Published on April 22, 2009 11:21 PM by dbo.
A motion for the City of Ottawa to enter into 60 days of negotiations with the local developers who proposed the Lansdowne Live! plan to revitalize Lansdowne Park passed today by a vote of 14 to 9. The negotiations are meant to iron out details of the development plan and see if the developers can meet the strict requirements of the city laid out in the motion, including requirements for green space on the site and restrictions on the allowed development, a limit to the city’s financial contribution and the annual cost to the city not exceed the current $3.8 million the city spends on park upkeep today and park revenues not subsidizing a professional sport team.
Earlier it looked like an expensive compromise that would support both stadiums was gaining support, but the decision on the soccer stadium was postponed until the results of the Lansdowne negotiations are known. Despite some councillors still believing in soccer in Ottawa, the killing of Melnyk’s stadium and franchise may have just saved it from failing later. Another motion to create an open design competition for Lansdowne Park was also defeated.
The motion requirements have left some to expect the resulting plan be called Lansdowne Lite as many of the components in the developer’s vision may be jettisoned. The Ottawa Citizen endorsed the Lansdowne motion again in an editorial, encouraging action on a less than perfect plan rather than chasing the elusive perfect one. Once again The Bulldog provided some great coverage of the days events as they happened.
On this decision day not only on an outdoor stadium for Ottawa, but effectively a plebiscite on the CFL returning also, a brief history of the CFL in Ottawa was put forward along with an endorsement from the Sun‘s Tim Bains, while globesports.com’s Steven Brunt considers a 9th franchise in Ottawa the key for the CFL to get a 10th franchise.
In developments from outside Ottawa, premier Dalton McGuinty hinted to provincial funds for the stadium but there still was no official word from the province. Mark Cohon released a statement congratulating the City of Ottawa on this step, stating his belief in the conditional franchise owners ability to produce a project in the best interests of the people of Ottawa and reiterating the social and economic benefits of the CFL.

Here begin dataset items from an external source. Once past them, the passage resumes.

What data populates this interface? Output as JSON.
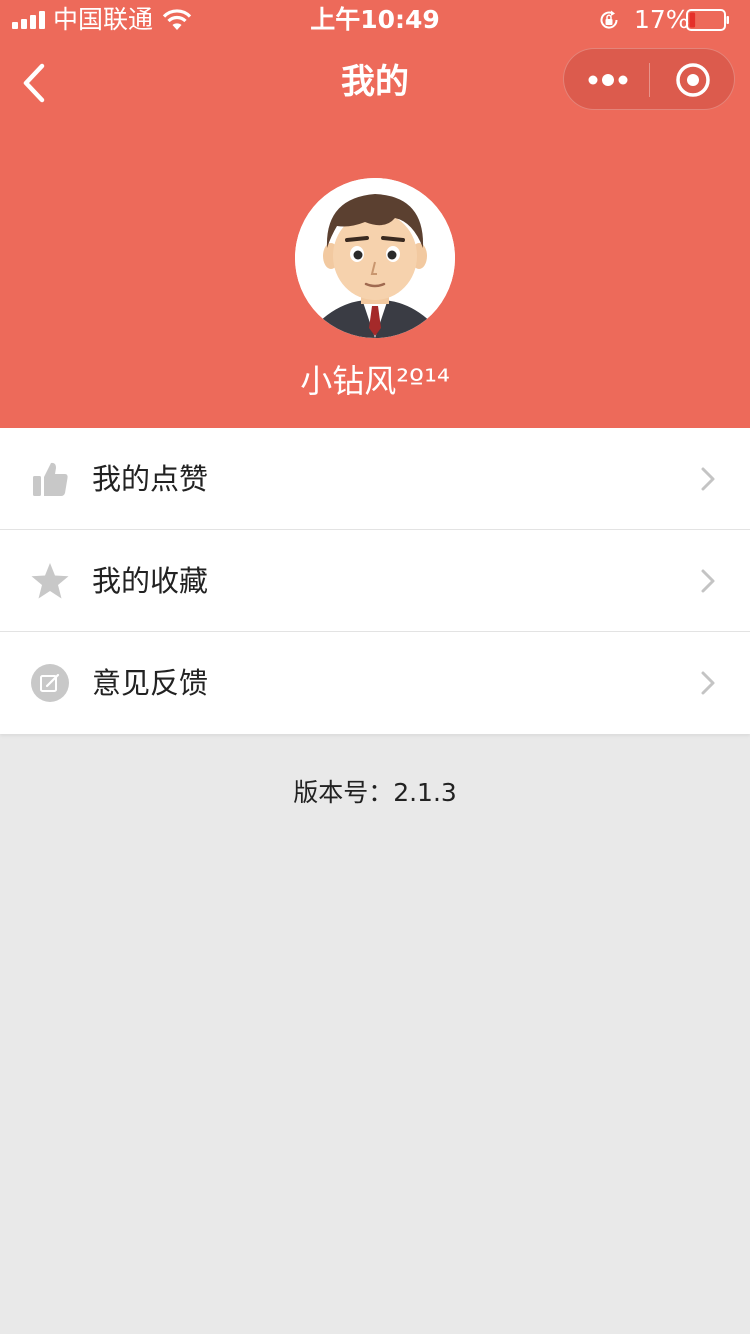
{
  "status_bar": {
    "carrier": "中国联通",
    "time": "上午10:49",
    "battery_percent": "17%",
    "battery_level": 0.17,
    "signal_icon": "signal-icon",
    "wifi_icon": "wifi-icon",
    "lock_icon": "rotation-lock-icon"
  },
  "nav": {
    "title": "我的",
    "back_icon": "chevron-left-icon",
    "more_icon": "more-dots-icon",
    "close_icon": "target-close-icon"
  },
  "profile": {
    "username": "小钻风²º¹⁴"
  },
  "menu": {
    "items": [
      {
        "label": "我的点赞",
        "icon": "thumbs-up-icon"
      },
      {
        "label": "我的收藏",
        "icon": "star-icon"
      },
      {
        "label": "意见反馈",
        "icon": "edit-feedback-icon"
      }
    ]
  },
  "footer": {
    "version": "版本号：2.1.3"
  },
  "colors": {
    "header": "#ed6a5a",
    "page_background": "#e9e9e9",
    "icon_gray": "#c8c8c8"
  }
}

I am sure many have a sense of relief there is finally a decision and direction for this issue facing the city. There is more hard work ahead to negotiate a plan acceptable to the city within the 60 days. While the unsolicited nature of both stadium proposals has often been cited through this process, but one must remember the Jeff Hunt, Roger Greenberg, John Ruddy and Bill Shenkman group were awarded their conditional CFL franchise thirteen months ago this Saturday and only needed to arrange a lease agreement with the city. The situation was complicated by a decision to demolish the lower south side stands of Frank Clair Stadium. The group knew they could not bring football back to Ottawa in the same old stadium that had just been made safe for the fans and so were developing a plan to revitalize the stadium/arena and take over the management of the park as submitters to the city’s design competition. Throwing a wrench into the works was the cancellation of the design competition and Eugene Melnyk’s Kanata soccer stadium proposal. The conditional CFL group were forced to up their Lansdowne plan to compete with an outdoor stadium at Kanata. So unsolicited it may have been, it was forced to that due to circumstances beyond their control.
Much criticism of Lansdowne as a stadium site has been directed at the lack of parking and public transportation. This has been a frequent argument of local residents, who propose a new stadium be built in a location which could accommodate a light rail system that is years from breaking ground. Yet this same stadium has hosted large events up to 2007 and new transportation options can be implemented as part of the plan. No matter where a stadium is located, it is impossible to get 15,000 cars at the front doors of a stadium, so some walking is expected.
These developers have been accused by politicians and citizens of effectively trying to steal from city coffers to pushing big box development on the park no matter how often they explained that was not part of the plan. The proof in their intentions will be found in whether they can come to an agreement with the city that meets the city’s fiscal and use requirements. I believe they will and the newly developed Lansdowne will be a proud jewel for the citizens of Ottawa to use as much as they desire.